Sichuan Hongda (600331.SS), which makes zinc oxide and other chemicals, said it had canceled a 2 billion yuan share placement while power generation equipment maker Lanzhou Great Wall Electrical (600192.SS) called off a placement worth 367 million yuan.

"The weakness in the stock market is now spreading to the real economy, and the government still appears not to be doing enough," said Jin Dehuan, senior economist at the Shanghai Securities and Futures Institute.

Many analysts have long argued that falls in China's stock market, down almost 70 percent in the past year, should not have a sizeable impact on the real economy because the market is still small and the bulk of shares are not freely traded.

But so far in the second half of this year, about a dozen Chinese companies, pointing to a sharp drop in share prices, have said they would abandon or delay share-linked financing plans, including big names such as Shenzhen Development Bank (000001.SZ) which canceled a placement with Baoshan Iron and Steel (600019.SS).

"Worse is yet to come. With the asset value of listed companies plunging so rapidly, their degree of leverage is jumping," said Jin.

"Banks worrying about the safety of their money would push these companies to repay their loans and be more reluctant to lend, causing a vicious cycle of deteriorating conditions for economic development."

CLOSELY CONNECTED

In Chinalco's case, banks underwriting the state-owned parent company's 3 billion yuan in bills said the issue was suspended because it needed to clarify rumors that could influence investors.

Britain's Telegraph newspaper has reported that shares owned by Chinalco in Rio Tinto (RIO.L) were stuck in a custodial account for Lehman Brothers in Hong Kong, and traders believed that report was behind the suspension.

While Chinese bankers and policy-makers have noted that China was largely insulated from the global credit crisis by its strict capital controls and low exposure to toxic U.S. mortgage-backed assets they acknowledged that its financial system could not entirely escape the impact.

"I don't think China's banking industry will emerge completely unscathed from the crisis because our economies are so closely connected," Jiang Jianqing, president of China's largest bank Industrial and Commercial Bank of China (601398.SS), said on Thursday.

The chill over the stock markets is also taking its toll on China's economy, blocking off vital sources of funds.

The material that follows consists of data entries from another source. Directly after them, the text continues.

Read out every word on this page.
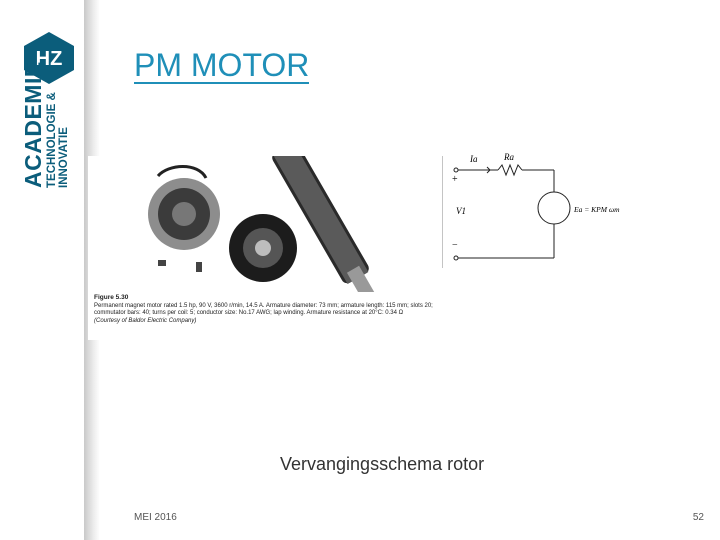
HZ
ACADEMIE TECHNOLOGIE & INNOVATIE
PM MOTOR
Figure 5.30
Permanent magnet motor rated 1.5 hp, 90 V, 3600 r/min, 14.5 A. Armature diameter: 73 mm; armature length: 115 mm; slots 20; commutator bars: 40; turns per coil: 5; conductor size: No.17 AWG; lap winding. Armature resistance at 20°C: 0.34 Ω
(Courtesy of Baldor Electric Company)
Ia	Ra
+
V1
−
Ea = KPM ωm
Vervangingsschema rotor
MEI 2016	52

The volume of initial public equity offers has fallen every month since April, shrinking to only 495 million yuan in September from a record high of 150 billion yuan in the same month of last year.

Analysts also note that the combined market capitalization of the Shanghai and Shenzhen stock exchanges has shrunk by more than two-thirds from its peak late last year to only $1.8 trillion, less than half of China's GDP.

"The market is now highly represented in key sectors including banking, oil, metals and property, and a slowing of expansion of companies in these industries will be a bad omen for China's economy," said senior stock analyst Zheng Weigang at Shanghai Securities.

He and other analysts believe the government will move to boost domestic consumption, including further monetary easing and an eventual depreciation of the yuan against the dollar.